La impasible expresión de la bruja contrastaba con su mirada ácida y acusatoria, aunque estaba teñida de relamida complacencia.
Avanzó lentamente hacia nosotros, saboreando nuestras dispares expresiones. Los hombres desenfundaron sus aceros, las mujeres ocultaron a los niños, yo sostuve su insidiosa mirada y me adelanté unos pasos.
—Enternecedor… —se mofó con acentuado desdén.
—No sé si eres más temeraria que estúpida, pero pienso cumplir mi amenaza —repuse.
Reparé en que ya no estaba encinta. Me pregunté dónde estaría el niño, o si estaría vivo. Extraje la daga de mi cinto y me dirigí a ella con determinado arrojo.
La mujer extendió los brazos y sacó pecho en ademán provocador, mientras en su rostro mostraba una sonrisa desafiante y casi divertida.
—Adelante, loba, cumple tu amenaza y nunca sabrás dónde se encuentra tu león.
Me detuve en seco. Como había supuesto, lo tenía ella.

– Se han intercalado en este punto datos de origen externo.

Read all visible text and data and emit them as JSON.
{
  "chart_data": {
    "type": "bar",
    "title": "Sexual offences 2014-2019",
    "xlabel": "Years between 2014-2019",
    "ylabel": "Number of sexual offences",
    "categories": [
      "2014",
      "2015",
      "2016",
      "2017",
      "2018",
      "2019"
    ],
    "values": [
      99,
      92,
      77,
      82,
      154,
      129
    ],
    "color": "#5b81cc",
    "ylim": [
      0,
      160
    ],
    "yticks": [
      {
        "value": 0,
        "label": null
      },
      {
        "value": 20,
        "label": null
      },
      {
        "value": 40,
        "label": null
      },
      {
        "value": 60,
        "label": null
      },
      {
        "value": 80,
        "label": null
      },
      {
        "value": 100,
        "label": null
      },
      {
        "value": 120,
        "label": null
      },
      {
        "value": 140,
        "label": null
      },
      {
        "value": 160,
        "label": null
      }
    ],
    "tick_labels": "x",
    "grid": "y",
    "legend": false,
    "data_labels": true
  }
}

Su sonrisa se amplió. Sus ojos se empequeñecieron con mirada regocijada.
Su expresión felina me hizo estar alerta.
—¿Dónde lo tienes, maldita?
—Yo no lo tengo, pero sé quién lo tiene. Y acudo a vosotros para que me ayudéis a liberarlo.
Aquello me desconcertó por completo. Y seguramente era lo que buscaba.
Pero no iba a caer en su trampa. Había conocido a demasiadas serpientes en mi vida como para volver a creer en ellas. No obstante, quizá por mi trágica experiencia, mi instinto me decía que debía seguirle el juego.
—¿Quién lo tiene?
—Jamil.
Entreabrí demudada la boca y la miré perpleja.
Los hombres se adelantaron para flanquearme, mirándola recelosos y feroces. La apuntaron con sus aceros y dejaron que yo siguiera manejando la situación.
—¿Sabes dónde está?
Ella asintió, no parecía amedrentada por estar rodeada de tan temibles guerreros.
—He venido para guiaros hacia su guarida, desea proponeros algo.
Olí el ácido aroma de la mentira en cuanto terminó de hablar. Me recordó tan vivamente a una situación similar… Ada y Rashid…
—¿Y cómo sé que no es una encerrona?
Frianda amusgó los ojos, su sempiterna sonrisa mordaz titiló en la comisura de sus labios.
—Solo podrás saberlo viniendo conmigo.
—No irá sola —apuntó Thorffin con un gruñido disconforme.
Ella clavó sus ojos solo en mí.
—Deberá decidirlo ella, la sufrida esposa. ¿Qué decides, Freya? ¿Te arriesgas tú sola a meterte en una emboscada, o expondrás al resto? ¿Quién sabe?, lo mismo no soy tan pérfida como parece, o lo mismo os capturan a todos y os ajustician a la vez. Eso sería una tragedia, ¿no crees? Y no habrá ningún escaldo que os componga un drápa, ni ningún juglar que cante vuestras gestas.
Era astuta, mucho, sabía cómo separarme del resto. No me dejaba otra opción, pero yo no la temía y, a decir verdad, prefería ir sola y enfrentar lo que me tuviera preparado.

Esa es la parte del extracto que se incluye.